Tuesday, April 27, 2010

RESTED & READY

The written test is completed and in to Anusara® offices (plus, the check - which I had forgotten to send; duh!).  I've had a long weekend to recuperate.  Now, the next phase begins.

What's the next phase?  Well, it's the 'dreaded' video.  I say 'dreaded' because everyone kind of gets that glazed grimace on their face whenever they mention this phase of the Certification process.

What can I say?  Bring the camera into the room consistently so students get used to it - whether it's on or not. Develop a class plan, turn the camera on and go. What more can there be to consider?

Over the months (year?) that I have worked with Sundari as my mentor, I've become comfortable.  Comfortable with her in my class when she visits SLC, comfortable with her looking at videos, comfortable with receiving feedback.  I think that comfort comes from knowing that she 'knows' me.  She's been a friend longer than a mentor.  The comfort also comes from the support she has shown throughout our friendship and into the mentoring phase.

This video, tho, will not only be viewed by Sundari; but, once approved by her (and me in a self-evaluation), will go to the Certification Committee to be viewed and evaluated by a person or persons I may not know, who probably won't know or remember me, and with whom I don't have that same comfort level. That part makes me nervous.

Oh, well, I was nervous about the test.  That process went o.k.; I survived and I believe I did fine.  This may turn out to be the same.

And, as I understand it, whoever is assigned to me as a Certification mentor by the Committee, will have one, two or three opportunities to look at videos, share comments and suggestions, and - through that process - get to know me.

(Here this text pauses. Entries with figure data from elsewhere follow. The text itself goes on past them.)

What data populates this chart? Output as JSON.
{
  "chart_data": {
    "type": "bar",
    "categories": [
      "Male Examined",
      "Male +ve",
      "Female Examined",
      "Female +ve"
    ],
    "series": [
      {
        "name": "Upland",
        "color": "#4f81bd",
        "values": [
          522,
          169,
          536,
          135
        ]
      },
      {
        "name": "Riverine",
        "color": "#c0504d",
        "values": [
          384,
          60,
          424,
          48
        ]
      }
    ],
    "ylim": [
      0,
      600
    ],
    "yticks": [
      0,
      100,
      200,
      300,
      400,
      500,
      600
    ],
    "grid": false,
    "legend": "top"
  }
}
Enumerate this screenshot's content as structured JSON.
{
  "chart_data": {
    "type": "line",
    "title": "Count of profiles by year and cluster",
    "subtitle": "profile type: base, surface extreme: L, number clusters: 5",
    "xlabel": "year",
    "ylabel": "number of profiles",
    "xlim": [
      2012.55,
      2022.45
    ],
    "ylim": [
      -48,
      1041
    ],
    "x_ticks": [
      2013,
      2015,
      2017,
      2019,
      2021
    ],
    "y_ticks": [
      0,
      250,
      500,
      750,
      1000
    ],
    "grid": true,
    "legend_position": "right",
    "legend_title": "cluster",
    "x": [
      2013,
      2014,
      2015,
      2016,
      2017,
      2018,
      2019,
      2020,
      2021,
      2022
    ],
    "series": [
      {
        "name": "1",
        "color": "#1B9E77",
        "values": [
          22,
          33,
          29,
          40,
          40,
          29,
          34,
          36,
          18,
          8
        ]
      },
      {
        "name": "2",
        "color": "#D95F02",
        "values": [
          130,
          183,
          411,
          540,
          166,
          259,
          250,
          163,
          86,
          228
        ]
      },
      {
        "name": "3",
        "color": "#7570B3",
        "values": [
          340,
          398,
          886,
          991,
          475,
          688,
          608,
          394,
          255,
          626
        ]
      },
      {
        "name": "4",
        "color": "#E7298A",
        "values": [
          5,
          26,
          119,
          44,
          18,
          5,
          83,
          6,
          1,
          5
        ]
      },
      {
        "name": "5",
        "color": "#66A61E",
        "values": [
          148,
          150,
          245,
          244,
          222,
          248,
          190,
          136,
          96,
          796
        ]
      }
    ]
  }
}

First, tho, I'll be spending a week sorting, throwing, selling, and sharing many of the items left behind when my parents moved out of their home.  Then, the house goes on the market.  This transition has been anything but easy.  My Dad, still recovering from the stroke, remains in skilled nursing after a brief 'trial' in assisted living.  My Mother, appears to have given in to the depression and anxiety that have haunted her since my brother's death.  If a plan could go wrong, this one has imploded.  No one's very happy.  Enough.  Well - another comment - it all reinforces my hope to leave my son and daughter with a plan.

Back to the video - if you come to my classes, please be prepared for a camera in the room. Please do not stay way because of a camera in the room.  

I'll be teaching YogaHour today at 4 p.m. at The Yoga Center.